Rispecchia le nuove strategie urbanistiche che cercano di giungere al rallentamento del consumo del suolo, la nuova operazione milanese per rifunzionalizzare aree abbandonate, anche disegnandone nuove porzioni per far riacquistare alla città una sua parte importante e storica. Sotto la spinta di questa nuova sensibilità, il cuore dell’immenso quadrilatero occupato un tempo dai capannoni dell’Ansaldo di via Bergognone, in zona Tortona, è stato destinato, nel 1999, a trasformarsi da archeologia industriale del primo Novecento a “la Città delle Culture”.
L’impianto originario risale infatti al 1904 ed è riconducibile all’impresa automobilistica di Roberto Zϋst. Già nel 1908 però le officine vengono rilevate dall’AEG per la produzione di componenti elettriche e dinamo, giungendo, dopo una serie di passaggi, al gruppo Finmeccanica-Ansaldo, nel 1966, che si occupava qui della costruzione di locomotive, carrozze ferroviarie e tramviarie.


Il concorso per l’assegnazione del progetto, bandito dall’allora assessore a Cultura e Musei Salvatore Carrubba con il direttore centrale Alessandra Mottola Molfino, premia David Chipperfield, stimando la proposta dell’architetto di fama internazionale la soluzione che “meglio risolve il rapporto tra nuovo e vecchio, senza dissonanze, ricercando i propri valori in un non facile contesto”. L’idea del progettista è in sostanza quella di recuperare la lunga cortina edilizia su via Tortona, dentro la quale ricavare con disposizione sequenziale gli spazi destinati al Museo archeologico, al Casva, al Laboratorio di marionette Colla e alla Scuola di cinema, con un colonnato in cemento aperto verso il lato interno e di costruire invece una parte nuova da dedicare al centro delle culture extraeuropee. Questo nuovo volume nasce per essere la vera e propria immagine distintiva dell’intero intervento, un grande corpo ondulato, polilobato, assolutamente in contatto diretto con la luce.
Tra il 2001 e il 2003 vengono redatti e consegnati i progetti preliminare, definitivo ed esecutivo. Ad oggi il lavoro è completato al 90%, tutte le strutture sono state terminate, mancano solo gli arredi interni.

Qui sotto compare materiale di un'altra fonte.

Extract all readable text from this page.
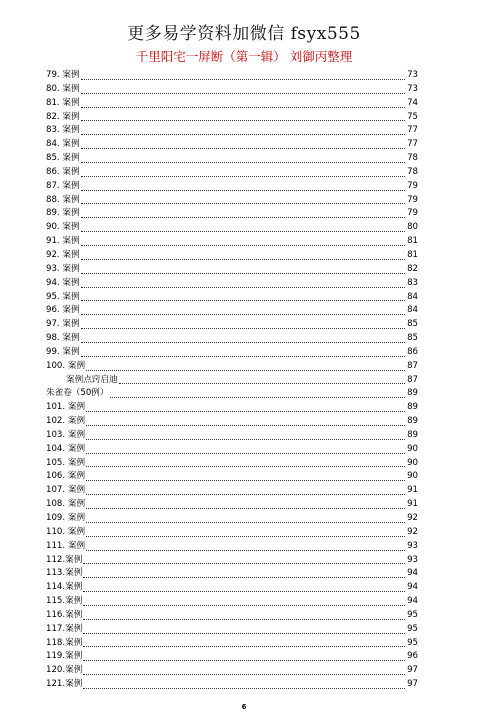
更多易学资料加微信 fsyx555
千里阳宅一屏断（第一辑） 刘御丙整理
79. 案例	73
80. 案例	73
81. 案例	74
82. 案例	75
83. 案例	77
84. 案例	77
85. 案例	78
86. 案例	78
87. 案例	79
88. 案例	79
89. 案例	79
90. 案例	80
91. 案例	81
92. 案例	81
93. 案例	82
94. 案例	83
95. 案例	84
96. 案例	84
97. 案例	85
98. 案例	85
99. 案例	86
100. 案例	87
案例点窍启迪	87
朱雀卷（50例）	89
101. 案例	89
102. 案例	89
103. 案例	89
104. 案例	90
105. 案例	90
106. 案例	90
107. 案例	91
108. 案例	91
109. 案例	92
110. 案例	92
111. 案例	93
112.案例	93
113.案例	94
114.案例	94
115.案例	94
116.案例	95
117.案例	95
118.案例	95
119.案例	96
120.案例	97
121.案例	97
6
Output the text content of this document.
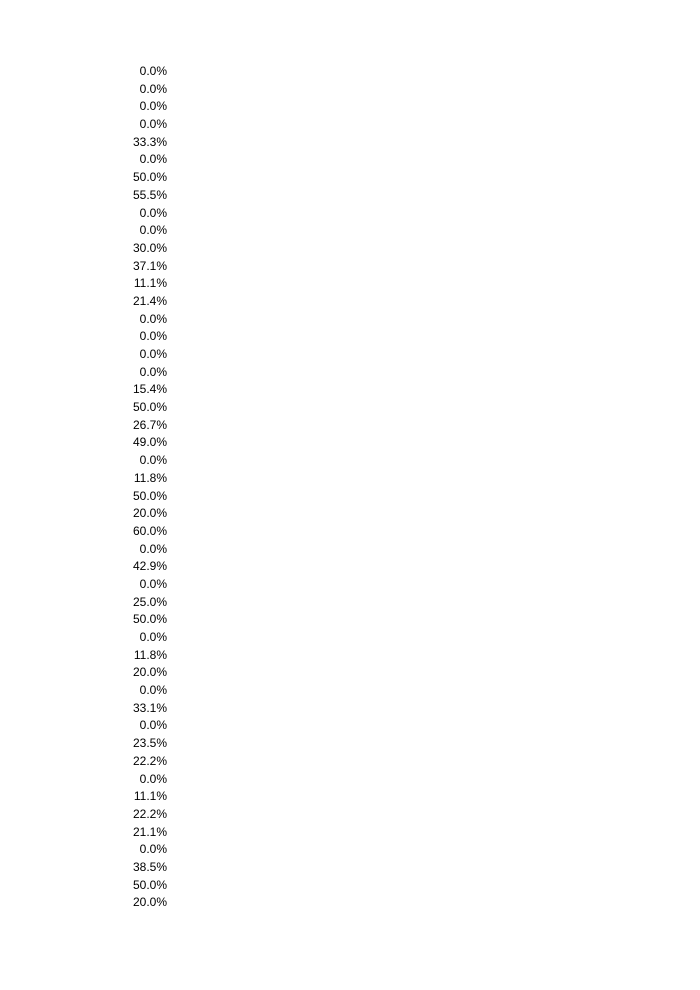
0.0%
0.0%
0.0%
0.0%
33.3%
0.0%
50.0%
55.5%
0.0%
0.0%
30.0%
37.1%
11.1%
21.4%
0.0%
0.0%
0.0%
0.0%
15.4%
50.0%
26.7%
49.0%
0.0%
11.8%
50.0%
20.0%
60.0%
0.0%
42.9%
0.0%
25.0%
50.0%
0.0%
11.8%
20.0%
0.0%
33.1%
0.0%
23.5%
22.2%
0.0%
11.1%
22.2%
21.1%
0.0%
38.5%
50.0%
20.0%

Un nuovo spazio destinato a tutte le culture contemporanee: sarà il cuore pulsante di un anello di edifici industriali riconvertiti.
Come ha spiegato Stefano Boeri, assessore alla cultura del Comune di Milano e promotore della nuova chiave di lettura del progetto, la visione museologica è stato riorientata, favorendo un luogo dedicato all'interculturalità, senza intaccare la configurazione dell’edificio, ma intervenendo sulla logistica degli spazi funzionali. Qui le culture planetarie e quelle locali potranno confrontare le loro differenze e sintonie. Con i suoi circa 8600 metri quadrati di superficie distribuiti su tre piani, lasciando esclusi i collegamenti verticali, i locali tecnici, il grande parcheggio interrato, l'edificio è composto da un sistema di parallelepipedi grezzi, simili alle strutture industriali preesistenti, secondo il pensiero creativo di Chipperfield, che al piano terra ospiteranno gli spazi pubblici (bookshop, caffetteria, didattica, biblioteca, mediateca, uffici...) oltre a uno spazio per il Forum Città Mondo (500 associazioni delle comunità presenti a Milano, da 80 Paesi), depositi e laboratori. Una grande attenzione alla libertà di circolazione, sia in orizzontale che in verticale, contraddistingue gli ambienti interni e dà spazio ai linguaggi audiovisivi.
Si tratta di un progetto che rimette in discussione il concetto classico di museo visto come statica esposizione di una collezione per diventare invece un Forum delle Culture, uno spazio aperto alla condivisione e alla circolazione delle pratiche artistiche, tentando di dare il via ad un circolo virtuoso per la vita intellettuale della città.
L'opera è costruita da un’ATI guidata dal consorzio formato da CCC per le opere civili e di impiantistica meccanica, Stahlbau Pichler per le opere strutturali in acciaio ed i sistemi di facciate e Gemmo per l’impianto elettrico.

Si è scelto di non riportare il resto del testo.